# Does the big green egg come with the damper on top?



## DeanBrown3D (Dec 28, 2006)

My dealer lost the black iron damper that sits on top of the BGE, and now they tell me its not supposed to be with it - its an extra. Is this right or are they BS'ing me? If right, do I need one or not. They are supposively $48.


----------



## vgrund (Dec 28, 2006)

DeanB, I think they are BSing you.  They come with the cast iron adjustable damper.  Yes, you need one.


----------



## DeanBrown3D (Dec 29, 2006)

vgrund said:
			
		

> DeanB, I think they are BSing you.  They come with the cast iron adjustable damper.  Yes, you need one.
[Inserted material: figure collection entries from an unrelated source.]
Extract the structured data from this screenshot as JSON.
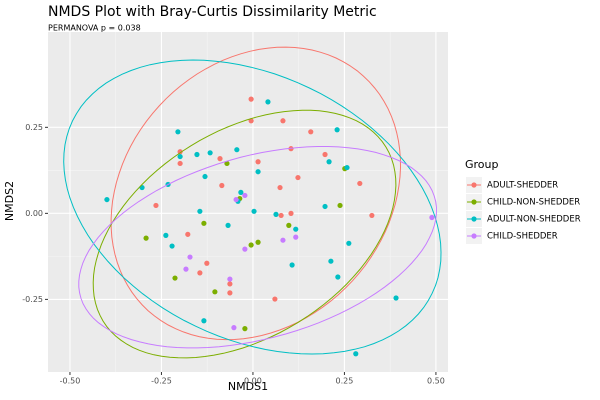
{
  "chart_data": {
    "type": "scatter",
    "title": "NMDS Plot with Bray-Curtis Dissimilarity Metric",
    "subtitle": "PERMANOVA p = 0.038",
    "x_label": "NMDS1",
    "y_label": "NMDS2",
    "legend_title": "Group",
    "legend": "right",
    "grid": true,
    "ellipses": true,
    "xlim": [
      -0.56,
      0.533
    ],
    "ylim": [
      -0.461,
      0.527
    ],
    "xticks": [
      {
        "value": -0.5,
        "label": "-0.50"
      },
      {
        "value": -0.25,
        "label": "-0.25"
      },
      {
        "value": 0,
        "label": "0.00"
      },
      {
        "value": 0.25,
        "label": "0.25"
      },
      {
        "value": 0.5,
        "label": "0.50"
      }
    ],
    "yticks": [
      {
        "value": -0.25,
        "label": "-0.25"
      },
      {
        "value": 0,
        "label": "0.00"
      },
      {
        "value": 0.25,
        "label": "0.25"
      }
    ],
    "series": [
      {
        "name": "ADULT-SHEDDER",
        "color": "#F8766D",
        "x": [
          -0.005,
          -0.005,
          0.082,
          0.158,
          -0.199,
          -0.199,
          0.014,
          0.104,
          0.197,
          -0.09,
          0.292,
          0.123,
          0.074,
          -0.085,
          -0.265,
          0.104,
          0.077,
          0.325,
          -0.178,
          -0.126,
          -0.063,
          -0.063,
          0.06,
          -0.145
        ],
        "values": [
          0.332,
          0.269,
          0.269,
          0.237,
          0.179,
          0.145,
          0.15,
          0.188,
          0.171,
          0.159,
          0.087,
          0.104,
          0.075,
          0.081,
          0.023,
          0,
          -0.006,
          -0.006,
          -0.061,
          -0.145,
          -0.205,
          -0.231,
          -0.249,
          -0.173
        ]
      },
      {
        "name": "CHILD-NON-SHEDDER",
        "color": "#7CAE00",
        "x": [
          -0.071,
          0.251,
          -0.036,
          -0.134,
          0.238,
          0.098,
          -0.292,
          0.014,
          -0.005,
          -0.213,
          -0.104,
          -0.022
        ],
        "values": [
          0.145,
          0.13,
          0.043,
          -0.029,
          0.023,
          -0.035,
          -0.072,
          -0.084,
          -0.092,
          -0.188,
          -0.228,
          -0.335
        ]
      },
      {
        "name": "ADULT-NON-SHEDDER",
        "color": "#00BFC4",
        "x": [
          0.041,
          0.23,
          -0.205,
          -0.117,
          -0.199,
          -0.153,
          -0.044,
          0.208,
          0.257,
          0.014,
          -0.303,
          -0.232,
          -0.131,
          -0.033,
          -0.041,
          -0.399,
          0.063,
          -0.145,
          0.003,
          0.197,
          -0.068,
          -0.238,
          -0.221,
          0.117,
          0.262,
          0.107,
          0.213,
          0.232,
          0.391,
          -0.134,
          0.281
        ],
        "values": [
          0.324,
          0.243,
          0.237,
          0.176,
          0.165,
          0.171,
          0.185,
          0.15,
          0.133,
          0.121,
          0.075,
          0.084,
          0.107,
          0.061,
          0.035,
          0.04,
          -0.003,
          0.006,
          0.006,
          0.02,
          -0.035,
          -0.064,
          -0.095,
          -0.046,
          -0.087,
          -0.15,
          -0.139,
          -0.185,
          -0.246,
          -0.312,
          -0.408
        ]
      },
      {
        "name": "CHILD-SHEDDER",
        "color": "#C77CFF",
        "x": [
          0.489,
          -0.046,
          -0.022,
          0.082,
          0.117,
          -0.022,
          -0.172,
          -0.183,
          -0.063,
          -0.052
        ],
        "values": [
          -0.012,
          0.04,
          0.052,
          -0.078,
          -0.069,
          -0.104,
          -0.127,
          -0.162,
          -0.191,
          -0.332
        ]
      }
    ]
  }
}
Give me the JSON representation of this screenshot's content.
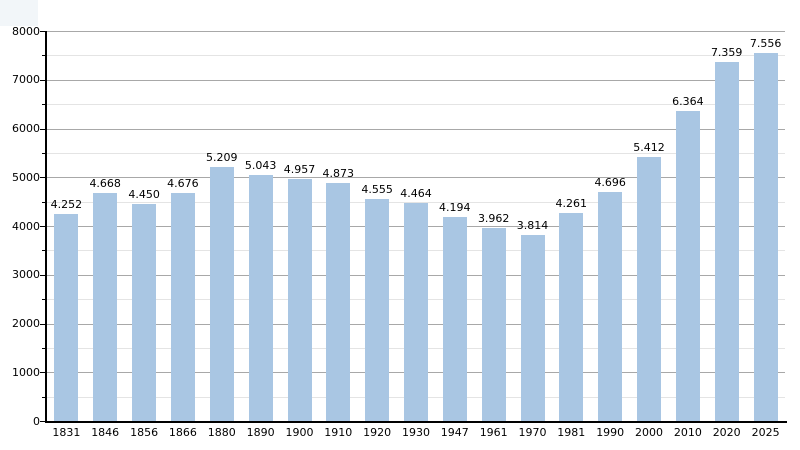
{
  "chart_data": {
    "type": "bar",
    "categories": [
      "1831",
      "1846",
      "1856",
      "1866",
      "1880",
      "1890",
      "1900",
      "1910",
      "1920",
      "1930",
      "1947",
      "1961",
      "1970",
      "1981",
      "1990",
      "2000",
      "2010",
      "2020",
      "2025"
    ],
    "values": [
      4252,
      4668,
      4450,
      4676,
      5209,
      5043,
      4957,
      4873,
      4555,
      4464,
      4194,
      3962,
      3814,
      4261,
      4696,
      5412,
      6364,
      7359,
      7556
    ],
    "value_labels": [
      "4.252",
      "4.668",
      "4.450",
      "4.676",
      "5.209",
      "5.043",
      "4.957",
      "4.873",
      "4.555",
      "4.464",
      "4.194",
      "3.962",
      "3.814",
      "4.261",
      "4.696",
      "5.412",
      "6.364",
      "7.359",
      "7.556"
    ],
    "y_tick_labels": [
      "0",
      "1000",
      "2000",
      "3000",
      "4000",
      "5000",
      "6000",
      "7000",
      "8000"
    ],
    "ylim": [
      0,
      8000
    ],
    "y_major_step": 1000,
    "y_minor_step": 500,
    "grid": true,
    "legend": false
  },
  "colors": {
    "bar_fill": "#a9c6e3",
    "major_grid": "#a8a8a8",
    "minor_grid": "#e4e4e4",
    "axis": "#000000",
    "text": "#000000",
    "corner_swatch": "#f2f6f9",
    "background": "#ffffff"
  }
}
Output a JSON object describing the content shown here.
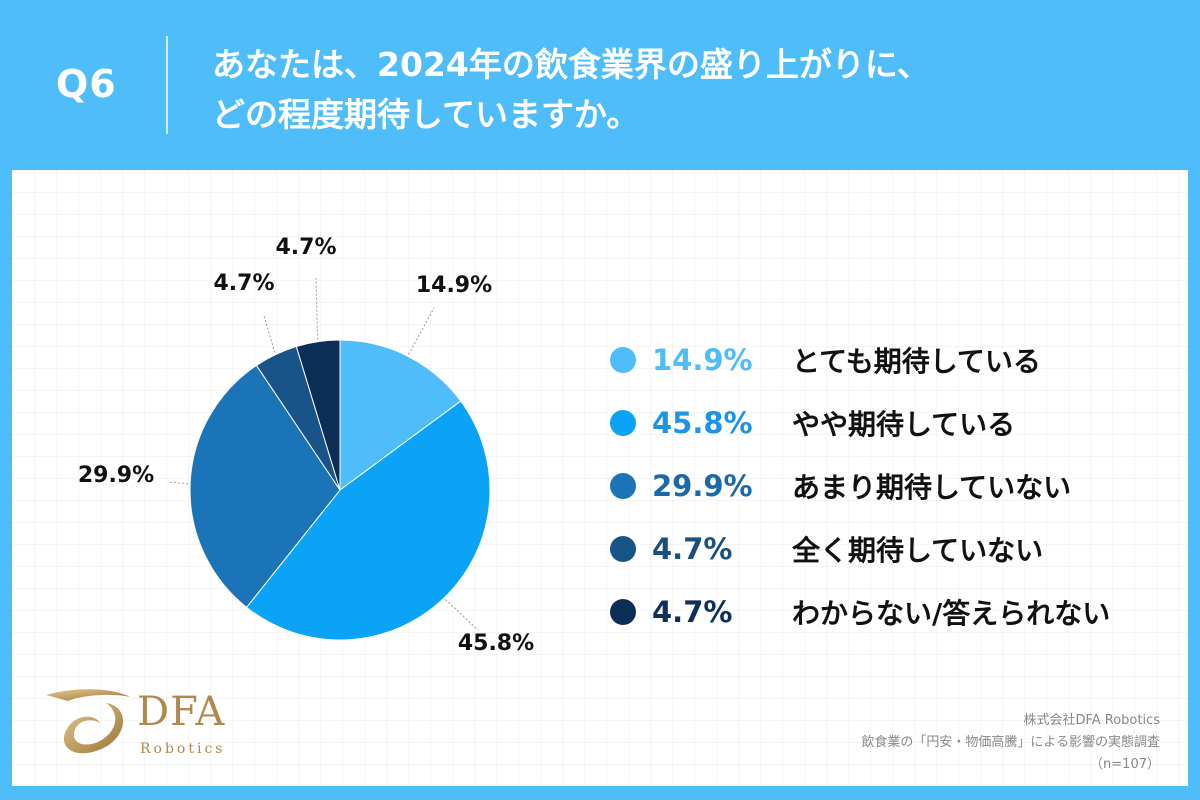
{
  "header": {
    "question_number": "Q6",
    "question_line1": "あなたは、2024年の飲食業界の盛り上がりに、",
    "question_line2": "どの程度期待していますか。"
  },
  "chart_data": {
    "type": "pie",
    "title": "あなたは、2024年の飲食業界の盛り上がりに、どの程度期待していますか。",
    "slices": [
      {
        "label": "とても期待している",
        "value": 14.9,
        "display": "14.9%",
        "color": "#4fbdfa"
      },
      {
        "label": "やや期待している",
        "value": 45.8,
        "display": "45.8%",
        "color": "#0aa3f5"
      },
      {
        "label": "あまり期待していない",
        "value": 29.9,
        "display": "29.9%",
        "color": "#1b74b8"
      },
      {
        "label": "全く期待していない",
        "value": 4.7,
        "display": "4.7%",
        "color": "#185487"
      },
      {
        "label": "わからない/答えられない",
        "value": 4.7,
        "display": "4.7%",
        "color": "#0b2e56"
      }
    ],
    "legend_position": "right"
  },
  "legend_text_colors": [
    "#4fbdfa",
    "#1f93e6",
    "#1c69aa",
    "#1b4f80",
    "#0e2f58"
  ],
  "logo": {
    "name": "DFA",
    "sub": "Robotics"
  },
  "source": {
    "company": "株式会社DFA Robotics",
    "survey": "飲食業の「円安・物価高騰」による影響の実態調査",
    "sample": "（n=107）"
  }
}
Hmm, maybe time for a different dealer? Thanks for letting me know.

Dean


----------



## vgrund (Dec 29, 2006)

I'm happy to help. YMMV, but when I purchased mine it came with a rain cap, cast iron damper and grill grate.  The options were: the stand, ash rake, grill lifter and plate setter (I already had a thick pizza stone).

Victor


----------



## stoveguy2esw (Jan 9, 2007)

mine came with one , you need it, he's bs'ing you


----------



## MountainStoveGuy (Jan 9, 2007)

Well, they all dont come with them. We chose to include them. they are in a seperate box. Whats the price he wants for the egg with out the damper?


----------